Although Baron Alstroemer had sent seed to Europe … the only practical way to transport plants half-way round the globe when a voyage from South America to Europe by sailing ship took an unknown number of weeks according to the perversity of the wind … Alstroemeria are best grown from tubers, the fleshy roots from which the stems spring. And the plant’s similarities to lilies led to it being developed commercially by Dutch bulb growers who, to this very day, keep tight control over many of the hybrids they have developed, including all the white-flowering varieties, protecting them by internationally-recognised plant growers’ rights and refusing to grant any licences for their being grown outwith the Dutch industry.
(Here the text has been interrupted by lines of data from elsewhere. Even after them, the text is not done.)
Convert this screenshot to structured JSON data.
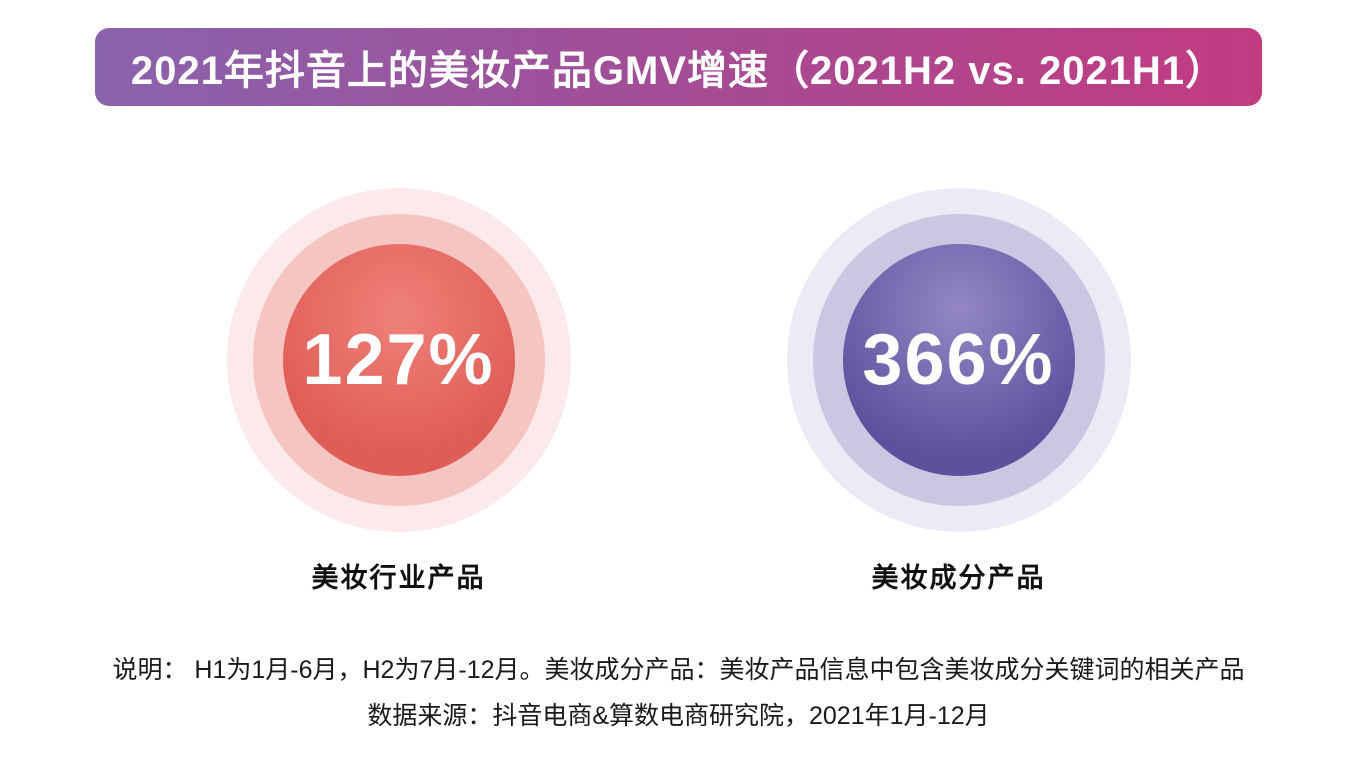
{
  "header": {
    "title": "2021年抖音上的美妆产品GMV增速（2021H2 vs. 2021H1）",
    "gradient_from": "#8a63ad",
    "gradient_to": "#c23b80"
  },
  "kpis": [
    {
      "value": "127%",
      "label": "美妆行业产品",
      "color": "#e0625c"
    },
    {
      "value": "366%",
      "label": "美妆成分产品",
      "color": "#63559e"
    }
  ],
  "notes": {
    "line1": "说明： H1为1月-6月，H2为7月-12月。美妆成分产品：美妆产品信息中包含美妆成分关键词的相关产品",
    "line2": "数据来源：抖音电商&算数电商研究院，2021年1月-12月"
  },
  "chart_data": {
    "type": "bar",
    "variant": "kpi-circles",
    "title": "2021年抖音上的美妆产品GMV增速（2021H2 vs. 2021H1）",
    "categories": [
      "美妆行业产品",
      "美妆成分产品"
    ],
    "values": [
      127,
      366
    ],
    "unit": "%",
    "colors": [
      "#e0625c",
      "#63559e"
    ],
    "note": "说明： H1为1月-6月，H2为7月-12月。美妆成分产品：美妆产品信息中包含美妆成分关键词的相关产品",
    "source": "数据来源：抖音电商&算数电商研究院，2021年1月-12月",
    "legend_position": "none",
    "grid": false
  }
}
Alstroemeria has been given a number of common names, of which ‘Peruvian lily’ is probably the most widely used, named for the part of the world from which it originated; it is also known as ‘Lily of the Incas’, ‘Parrot Lily, Princess Lily’ and, in New Zealand, ‘Christmas bell’. Rather ironically, given that all bar one of the common names include the word ‘Lily’, Alstroemerias were reclassified some yeas ago and, instead of being counted as members of the Lily family, they are now seen as first cousins to the Amaryllis. But whatever you call it, and whether you think it more resembles a Lily than an Amaryllis, if you are lucky enough to be presented with bouquet containing Alstroemeria, enjoy your good fortune.